Safety data and adverse events
Updated preliminary safety data for this subgroup of trastuzumab-treated HER2-expressing gastric cancer patients were also reported.
The most common adverse events (>30%, any grade) included nausea (71.1%), decreased appetite (64.4%), platelet count decreased (33.3%), white blood cell count decreased (33.3%) and constipation (31.1%).
Grade 3 adverse events occurring in >10 percent of patients included anemia (24.4%), neutrophil count decreased (15.6%), platelet count decreased (13.3%) and white blood cell count decreased (11.1%).

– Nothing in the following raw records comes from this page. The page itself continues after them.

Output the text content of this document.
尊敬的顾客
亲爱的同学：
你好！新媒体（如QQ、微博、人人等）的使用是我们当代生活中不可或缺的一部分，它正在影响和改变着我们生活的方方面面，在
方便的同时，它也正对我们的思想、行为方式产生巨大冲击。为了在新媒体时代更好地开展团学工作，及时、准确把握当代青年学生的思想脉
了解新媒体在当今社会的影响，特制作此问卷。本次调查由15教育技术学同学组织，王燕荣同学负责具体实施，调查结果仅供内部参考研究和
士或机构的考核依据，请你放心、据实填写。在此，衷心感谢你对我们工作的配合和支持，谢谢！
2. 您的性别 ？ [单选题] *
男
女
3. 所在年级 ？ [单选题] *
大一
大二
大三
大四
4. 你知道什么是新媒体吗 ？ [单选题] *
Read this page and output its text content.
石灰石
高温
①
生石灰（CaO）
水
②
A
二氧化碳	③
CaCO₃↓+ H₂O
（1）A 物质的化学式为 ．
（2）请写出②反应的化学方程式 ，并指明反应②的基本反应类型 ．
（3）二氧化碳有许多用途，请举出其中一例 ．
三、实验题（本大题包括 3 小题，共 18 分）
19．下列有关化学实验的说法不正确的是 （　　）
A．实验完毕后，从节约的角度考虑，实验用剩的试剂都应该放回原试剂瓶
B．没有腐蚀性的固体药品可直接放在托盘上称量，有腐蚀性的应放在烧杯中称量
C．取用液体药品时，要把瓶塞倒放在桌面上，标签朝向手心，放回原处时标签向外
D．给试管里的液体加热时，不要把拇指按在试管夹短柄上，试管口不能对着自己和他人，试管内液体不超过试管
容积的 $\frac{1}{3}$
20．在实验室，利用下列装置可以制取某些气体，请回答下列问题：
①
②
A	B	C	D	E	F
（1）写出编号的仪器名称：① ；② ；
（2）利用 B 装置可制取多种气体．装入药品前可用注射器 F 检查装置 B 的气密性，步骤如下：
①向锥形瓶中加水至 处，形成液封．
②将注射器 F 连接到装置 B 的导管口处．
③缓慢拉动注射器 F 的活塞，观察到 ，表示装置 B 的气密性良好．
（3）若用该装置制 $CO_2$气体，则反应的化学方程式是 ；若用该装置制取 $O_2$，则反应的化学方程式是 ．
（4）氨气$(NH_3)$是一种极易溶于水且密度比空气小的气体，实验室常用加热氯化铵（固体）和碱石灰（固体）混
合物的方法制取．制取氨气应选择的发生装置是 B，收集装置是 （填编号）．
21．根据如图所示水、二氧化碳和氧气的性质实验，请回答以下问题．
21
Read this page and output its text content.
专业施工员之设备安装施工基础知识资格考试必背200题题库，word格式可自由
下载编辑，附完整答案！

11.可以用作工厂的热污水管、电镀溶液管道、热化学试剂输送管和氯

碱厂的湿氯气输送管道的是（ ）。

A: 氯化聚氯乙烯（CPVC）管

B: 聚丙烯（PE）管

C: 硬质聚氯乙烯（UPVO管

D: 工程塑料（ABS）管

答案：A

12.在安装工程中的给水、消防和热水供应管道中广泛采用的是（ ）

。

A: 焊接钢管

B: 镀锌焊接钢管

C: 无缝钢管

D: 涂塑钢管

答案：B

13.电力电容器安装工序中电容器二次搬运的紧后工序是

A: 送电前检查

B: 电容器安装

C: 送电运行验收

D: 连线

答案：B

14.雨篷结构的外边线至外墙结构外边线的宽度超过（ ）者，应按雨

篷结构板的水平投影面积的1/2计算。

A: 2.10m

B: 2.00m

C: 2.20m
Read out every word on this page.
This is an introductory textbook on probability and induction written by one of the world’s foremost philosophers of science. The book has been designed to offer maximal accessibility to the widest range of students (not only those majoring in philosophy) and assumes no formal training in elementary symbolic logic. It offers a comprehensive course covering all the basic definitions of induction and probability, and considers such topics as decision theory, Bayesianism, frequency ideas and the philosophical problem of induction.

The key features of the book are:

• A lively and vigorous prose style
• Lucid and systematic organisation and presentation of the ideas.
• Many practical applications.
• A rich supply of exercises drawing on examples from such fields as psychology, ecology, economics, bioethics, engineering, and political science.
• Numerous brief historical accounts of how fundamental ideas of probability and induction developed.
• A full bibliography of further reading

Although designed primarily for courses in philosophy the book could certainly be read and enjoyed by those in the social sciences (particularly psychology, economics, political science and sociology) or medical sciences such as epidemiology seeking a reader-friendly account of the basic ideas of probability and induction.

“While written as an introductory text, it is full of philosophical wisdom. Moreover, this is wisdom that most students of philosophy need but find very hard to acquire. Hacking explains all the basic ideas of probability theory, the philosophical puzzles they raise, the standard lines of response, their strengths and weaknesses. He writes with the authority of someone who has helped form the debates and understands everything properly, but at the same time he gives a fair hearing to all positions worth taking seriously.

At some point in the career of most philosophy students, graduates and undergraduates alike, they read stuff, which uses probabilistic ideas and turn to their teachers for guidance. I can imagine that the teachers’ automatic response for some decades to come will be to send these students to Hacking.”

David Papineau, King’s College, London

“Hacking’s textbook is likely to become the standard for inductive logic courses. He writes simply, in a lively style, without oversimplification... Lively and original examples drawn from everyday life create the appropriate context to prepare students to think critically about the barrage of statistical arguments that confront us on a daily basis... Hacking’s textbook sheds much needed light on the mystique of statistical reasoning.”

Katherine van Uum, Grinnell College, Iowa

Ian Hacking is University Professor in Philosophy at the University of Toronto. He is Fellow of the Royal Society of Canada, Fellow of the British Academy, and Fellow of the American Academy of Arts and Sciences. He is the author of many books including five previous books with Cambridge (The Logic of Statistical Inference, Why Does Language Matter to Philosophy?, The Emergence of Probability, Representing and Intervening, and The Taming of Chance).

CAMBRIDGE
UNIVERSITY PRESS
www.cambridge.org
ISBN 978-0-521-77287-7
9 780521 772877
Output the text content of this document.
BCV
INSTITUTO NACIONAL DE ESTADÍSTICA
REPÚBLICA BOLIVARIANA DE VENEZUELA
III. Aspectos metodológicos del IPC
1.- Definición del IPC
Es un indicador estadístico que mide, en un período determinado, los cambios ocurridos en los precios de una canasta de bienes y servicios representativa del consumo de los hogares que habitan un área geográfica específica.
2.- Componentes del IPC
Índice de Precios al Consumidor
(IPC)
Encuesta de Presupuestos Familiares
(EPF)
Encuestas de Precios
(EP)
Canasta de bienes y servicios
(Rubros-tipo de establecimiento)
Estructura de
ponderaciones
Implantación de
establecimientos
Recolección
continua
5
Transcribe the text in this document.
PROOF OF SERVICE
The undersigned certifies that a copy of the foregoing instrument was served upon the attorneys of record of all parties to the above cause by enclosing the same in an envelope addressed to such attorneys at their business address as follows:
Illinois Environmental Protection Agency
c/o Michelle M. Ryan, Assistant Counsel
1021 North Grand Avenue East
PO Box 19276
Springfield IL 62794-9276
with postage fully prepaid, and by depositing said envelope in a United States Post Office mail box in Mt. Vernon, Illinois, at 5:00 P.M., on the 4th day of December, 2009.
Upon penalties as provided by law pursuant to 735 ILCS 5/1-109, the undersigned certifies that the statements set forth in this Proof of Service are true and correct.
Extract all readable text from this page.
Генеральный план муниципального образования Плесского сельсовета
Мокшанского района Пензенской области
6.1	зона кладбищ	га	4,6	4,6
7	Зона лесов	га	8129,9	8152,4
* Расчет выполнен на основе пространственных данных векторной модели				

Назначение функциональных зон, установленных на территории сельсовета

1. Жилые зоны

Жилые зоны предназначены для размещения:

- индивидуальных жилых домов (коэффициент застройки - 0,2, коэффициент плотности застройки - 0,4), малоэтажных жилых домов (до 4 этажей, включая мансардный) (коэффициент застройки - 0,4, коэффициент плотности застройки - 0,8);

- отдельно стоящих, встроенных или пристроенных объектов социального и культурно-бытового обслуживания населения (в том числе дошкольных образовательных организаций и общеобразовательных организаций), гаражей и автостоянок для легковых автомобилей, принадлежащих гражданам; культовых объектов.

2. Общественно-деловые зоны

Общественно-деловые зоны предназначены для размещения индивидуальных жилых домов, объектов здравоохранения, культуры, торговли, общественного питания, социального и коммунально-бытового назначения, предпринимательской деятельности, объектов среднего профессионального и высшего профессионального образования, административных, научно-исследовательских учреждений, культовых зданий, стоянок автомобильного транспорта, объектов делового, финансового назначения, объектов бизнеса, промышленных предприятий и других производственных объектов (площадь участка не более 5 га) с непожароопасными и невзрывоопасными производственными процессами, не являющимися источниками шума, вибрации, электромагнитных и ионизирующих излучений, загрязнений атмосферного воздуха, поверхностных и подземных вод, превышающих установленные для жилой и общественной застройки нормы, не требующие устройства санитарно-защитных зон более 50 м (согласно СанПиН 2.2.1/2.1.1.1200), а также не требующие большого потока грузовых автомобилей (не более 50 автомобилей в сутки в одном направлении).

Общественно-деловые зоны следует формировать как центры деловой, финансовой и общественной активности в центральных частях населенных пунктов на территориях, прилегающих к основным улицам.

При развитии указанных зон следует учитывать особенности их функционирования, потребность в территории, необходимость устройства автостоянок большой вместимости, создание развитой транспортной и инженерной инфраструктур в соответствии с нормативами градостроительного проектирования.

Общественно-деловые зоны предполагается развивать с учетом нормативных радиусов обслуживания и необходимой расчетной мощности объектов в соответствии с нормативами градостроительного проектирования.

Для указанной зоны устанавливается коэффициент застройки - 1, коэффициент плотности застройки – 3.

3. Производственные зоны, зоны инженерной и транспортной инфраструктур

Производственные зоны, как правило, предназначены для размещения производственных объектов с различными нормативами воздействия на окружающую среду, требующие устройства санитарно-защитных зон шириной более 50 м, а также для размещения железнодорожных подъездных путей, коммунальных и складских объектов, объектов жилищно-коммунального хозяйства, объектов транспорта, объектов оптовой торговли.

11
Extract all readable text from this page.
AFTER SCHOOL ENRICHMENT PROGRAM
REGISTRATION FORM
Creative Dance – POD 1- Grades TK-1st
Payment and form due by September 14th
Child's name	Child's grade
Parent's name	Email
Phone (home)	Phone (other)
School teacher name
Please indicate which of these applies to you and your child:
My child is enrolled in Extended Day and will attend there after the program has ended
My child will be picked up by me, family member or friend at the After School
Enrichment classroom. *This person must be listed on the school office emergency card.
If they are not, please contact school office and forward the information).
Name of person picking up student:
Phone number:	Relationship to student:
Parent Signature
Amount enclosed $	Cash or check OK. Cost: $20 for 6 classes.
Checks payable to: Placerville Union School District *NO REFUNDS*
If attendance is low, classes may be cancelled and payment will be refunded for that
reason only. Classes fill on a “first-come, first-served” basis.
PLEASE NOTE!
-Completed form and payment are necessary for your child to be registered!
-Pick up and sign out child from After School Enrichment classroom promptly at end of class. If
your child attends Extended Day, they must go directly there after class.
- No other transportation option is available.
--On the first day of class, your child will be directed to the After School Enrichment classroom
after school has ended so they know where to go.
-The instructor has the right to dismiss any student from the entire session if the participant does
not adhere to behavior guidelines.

Grade 4 adverse events included platelet count decreased (4.4 %), white blood cell count decreased (4.4%) and neutrophil count decreased (4.4%). Three patients discontinued treatment due to treatment-emergent adverse events (pneumonia, decreased appetite, and pneumonitis). Two potential cases of interstitial lung disease (ILD) were reported by the investigators (one grade 1 and one grade 3) in gastric cancer subjects and together with all reported or suspected ILD cases are being assessed by an independent ILD adjudication committee. These include two cases of potential Grade 5 pneumonitis previously reported in the breast cancer cohorts.
Based on these phase I data, patients are currently being enrolled in the pivotal, phase II open-label DESTINY-Gastric01 study investigating the safety and efficacy of DS-8201 in patients with HER2-positive advanced gastric cancer or gastroesophageal junction adenocarcinoma (defined as IHC3+ or IHC2+/ISH+) who have progressed on two prior regimens including fluoropyrimidine agent, platinum agent and trastuzumab.
Breakthrough Therapy designation
In 2017 DS-8201 was been granted Breakthrough Therapy designation by the U.S. Food and Drug Administration (FDA) for the treatment of patients with HER2-positive, locally advanced or metastatic breast cancer who have been treated with trastuzumab and pertuzumab and have disease progression after ado-trastuzumab emtansine (T-DM1, Kadcyla®; Genentech/Roche), and Fast Track designation for the treatment of HER2-positive unresectable and/or metastatic breast cancer in patients who have progressed after prior treatment with HER2-targeted therapies including ado-trastuzumab emtansine.